Destroy All Monsters centers on the music scene in a “conservative industrial city” called Arcadia. The prologue opens with a memorable performance by hometown heroes the Carmelite Rifles at a show attended by a motley assortment of locals:
The strip-mall goths, the mod metalheads, the blue-collar ravers, the bathtub-shitting punks, the jaded aesthetes who consider themselves beyond category. Everyone in line has imagined a night that could crack open and transform their dreary realities.
Also present at the show are two of the characters who will drive the rest of the novel: budding musician Florian and the forlorn but enigmatic Xenie. Not long after the Carmelite Rifles show, which ripples through the audience’s lives with the impact of an early Velvet Underground gig, a mysterious plague grips the entire country. All around the United States, club patrons are being transfixed by some unknown spell that causes them to gun down or otherwise attempt to murder the bands onstage:
The noise duo at the loft party in the Pacific Northwest. The garage rockers at the tavern in the New England suburbs. The jam band at the auditorium on the edge of the Midwestern prairie. The blue grass revivalists at the coffeehouse in the Deep South. There was never any fanfare. The killers simply walked into the clubs, took out their weapons, and started firing.
Although the killers’ motives remain largely ambiguous (most of them appear to be in a trance-like stupor as they go about their attack) the parallels to recent events are chilling. After terrorist attacks on music venues in Manchester and Paris in the last few years, it is all too easy to imagine the same violence occurring on this side of the Atlantic.

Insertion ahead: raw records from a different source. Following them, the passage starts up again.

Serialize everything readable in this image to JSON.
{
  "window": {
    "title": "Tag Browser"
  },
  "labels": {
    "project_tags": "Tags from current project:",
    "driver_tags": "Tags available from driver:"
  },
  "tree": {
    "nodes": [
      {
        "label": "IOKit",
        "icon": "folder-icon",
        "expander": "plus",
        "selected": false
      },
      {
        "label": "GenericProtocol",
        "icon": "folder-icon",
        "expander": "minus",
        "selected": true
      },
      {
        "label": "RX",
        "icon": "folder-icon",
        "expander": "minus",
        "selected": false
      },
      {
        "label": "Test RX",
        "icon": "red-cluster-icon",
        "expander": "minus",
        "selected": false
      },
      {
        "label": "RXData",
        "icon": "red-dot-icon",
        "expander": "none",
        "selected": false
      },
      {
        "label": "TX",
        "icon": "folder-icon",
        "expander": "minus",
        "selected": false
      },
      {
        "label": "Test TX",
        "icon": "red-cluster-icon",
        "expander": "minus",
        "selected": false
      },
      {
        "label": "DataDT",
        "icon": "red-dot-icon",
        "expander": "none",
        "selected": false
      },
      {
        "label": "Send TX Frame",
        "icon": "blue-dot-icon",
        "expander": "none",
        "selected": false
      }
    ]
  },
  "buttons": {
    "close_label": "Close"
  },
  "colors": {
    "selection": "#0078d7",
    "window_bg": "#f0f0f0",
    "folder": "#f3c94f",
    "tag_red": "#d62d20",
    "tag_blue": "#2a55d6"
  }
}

The threat of danger feels heightened for the young people at the heart of Destroy All Monsters, to the point that the question of whether or not to perform a scheduled show becomes a matter of life and death for Arcadia’s local acts.
When tragedy ultimately does strike (“The band is heading for the [song] bridge when the first shot is fired”), Florian and Xenie are left to figure out how to privately mourn the loss of a close friend when seemingly everyone in town is doing so in a very public, outsized way. The spat of murders across the country also force Xenie to reckon with the fact that so much of the music playing at local venues and taking up space on her hard drive is, in a word, mediocre. “I used to have a huge music collection,” Xenie relates. “I was obsessed and even saved my concert stubs in a red cardboard box. Sometimes I’d open the box, and just touching the tickets was enough to give me a rush…These days I crave silence.”
Her statement is a lament for an age that has come to be defined by noise, much of it meaningless. Xenie and others in Arcadia’s music scene must grapple with the difficulty of conveying authentic expression in a world drowned out by sound. As Florian contemplates after the last show he’ll ever play: “It’s too easy to transform a moment of truth into a cheap performance.”
Destroy All Monsters understands the impetus to pick up a guitar and strum a power chord, perhaps out of the misguided notion that the result could lead to some change in the world. And the novel understands the disheartening fact that the country is full of numerous small towns like Arcadia, with its dive bars, shuttered factories, and hobo camps, each of them with their would-be punk rockers like Florian. Amid the story’s nationwide epidemic, Jackson’s characters display crucial growth: what ultimately comes to matter—more than selling out concert halls or recording a promising demo—is remaining true to the memory and last wishes of their friends after they’re gone. “Not everything has to be a performance,” Xenie concludes. “Some things should stay pure.”
Jackson, whose prose registers as punchy and acerbic, leading the reader through multiple act breaks and perspective changes with ease, is sincere in his depiction of provincial youth yearning for an escape. In the 21st century, rock ’n roll might not mean as much as it once did, but Jackson has written a fitting tribute to its lingering spirit.